Criteria of a good algorithm
In our opinion, a good maxblocksize adjustment algorithm must address the following concerns:
- For predictability and stability in service operators, any increases must happen over a long window. We have observed some adjustment algorithms where it’s possible to double maxblocksize over a matter of hours or days - the volatility they allow reduces the utility of an algorithmic approach.
- The algorithm should aim to accommodate commercial bursts such as holidays, conventions, and token sales, such that user experience is not impacted by fee increases in the vast majority of times. Note that while a rapid-increase algorithm can satisfy this for a user, it’ll conflict with # 1 above in that it does not offer a predictable, stable course for operators - it is therefore likely preferable to just keep a healthy maxblocksize with a large buffer well above average usage.
- The algorithm should aim to reduce costs for operator in times of commercial downturn. It is inevitable in BCH’s many more years and decades of operation that it’ll see ups and downs, and it’s important that higher operating costs justified during boom times do not unreasonably burden services during the bust years. During a long downturn, a reasonable limit that defends well against unpredictably high bursts of costs (see “Considerations” above) can mean the difference between keeping or losing services. Such adjustments can happen slowly, but should not be removed altogether.
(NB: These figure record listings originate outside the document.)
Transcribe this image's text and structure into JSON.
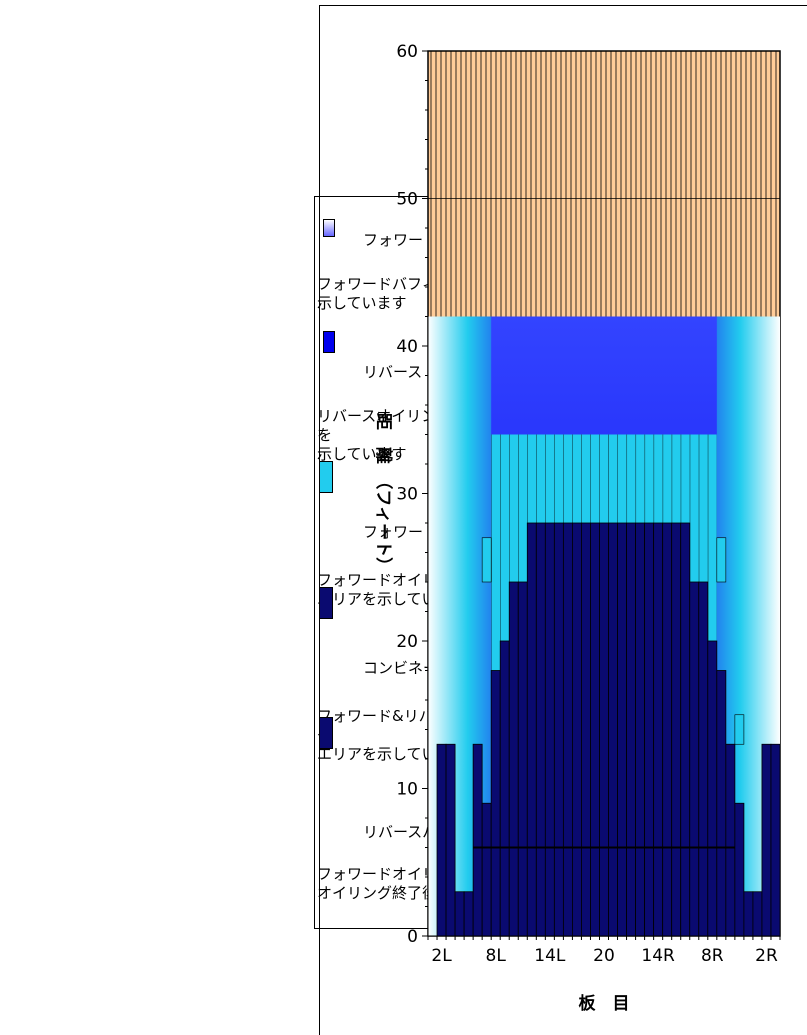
{
  "legend": {
    "items": [
      {
        "name": "フォワード　(バフ)",
        "description": "フォワードバフィングエリアを\n示しています",
        "swatch": "#c8c8ff"
      },
      {
        "name": "リバース　(オイル)",
        "description": "リバースオイリングのみのエリア\nを\n示しています",
        "swatch": "#0000ee"
      },
      {
        "name": "フォワード　(オイル)",
        "description": "フォワードオイリングのみの\nエリアを示しています",
        "swatch": "#22ccee"
      },
      {
        "name": "コンビネーション",
        "description": "フォワード&リバースのオイリン\nグ\nエリアを示しています",
        "swatch": "#0a0a70"
      },
      {
        "name": "リバースバフアウト",
        "description": "フォワードオイリング&リバース\nオイリング終了後のエリアを",
        "swatch": "#0a0a70"
      }
    ]
  },
  "chart_data": {
    "type": "area",
    "xlabel": "板　目",
    "ylabel": "距　離　（フィート）",
    "x_tick_labels": [
      "2L",
      "8L",
      "14L",
      "20",
      "14R",
      "8R",
      "2R"
    ],
    "y_ticks": [
      0,
      10,
      20,
      30,
      40,
      50,
      60
    ],
    "ylim": [
      0,
      60
    ],
    "boards": 39,
    "grid": "horizontal major",
    "colors": {
      "buff": "#ffcc99",
      "reverse_oil": "#0000ee",
      "forward_oil": "#22ccee",
      "combination": "#0a0a70",
      "edge_light": "#ffffff"
    },
    "series": [
      {
        "name": "フォワード　(バフ)",
        "range": [
          0,
          60
        ],
        "note": "all boards"
      },
      {
        "name": "リバース　(オイル)",
        "range": [
          0,
          42
        ],
        "boards": "7L-7R"
      },
      {
        "name": "フォワード　(オイル)",
        "range": [
          0,
          34
        ]
      },
      {
        "name": "コンビネーション",
        "values": [
          0,
          13,
          13,
          3,
          3,
          13,
          9,
          18,
          20,
          24,
          24,
          28,
          28,
          28,
          28,
          28,
          28,
          28,
          28,
          28,
          28,
          28,
          28,
          28,
          28,
          28,
          28,
          28,
          28,
          24,
          24,
          20,
          18,
          13,
          9,
          3,
          3,
          13,
          13
        ]
      },
      {
        "name": "リバースバフアウト",
        "value": 6
      }
    ]
  }
}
- The algorithm should be well-tested against edge cases that may cause undesirable volatility. This is especially important considering the history of BCH’s difficulty adjustment algorithm, which was plagued by instability for years both in the Emergency Adjustment era of 2017-2018, and fixed-window-based era of 2018-2020. Blocksize algorithms must learn well from this experience and aim to minimize potential vectors of trouble.
Additional notes on miner control
Some may say that usage-based algorithms take control out of the hand of miners; in our opinion this is not true. Miners today have an additional control vector in the form of a “soft cap” that allows them to easily specify maximum size *for the blocks they themselves mine* that is below network-wide maxblocksize. Adjusting this cap allows them an input into any usage-based algorithm, as the algorithms depend on the size of past blocks actually mined.
It is also important to stress that while the quality of any algorithm adopted must be very high, it is not necessary to be perfect. A large part of the value of the algorithm is that it relieves social costs going forward. In the case where an algorithm is found to need adjustment or even determined to be inadequate, it is certainly possible for the ecosystem to change it - through a CHIP or other possible systems - just like any other consensus rule.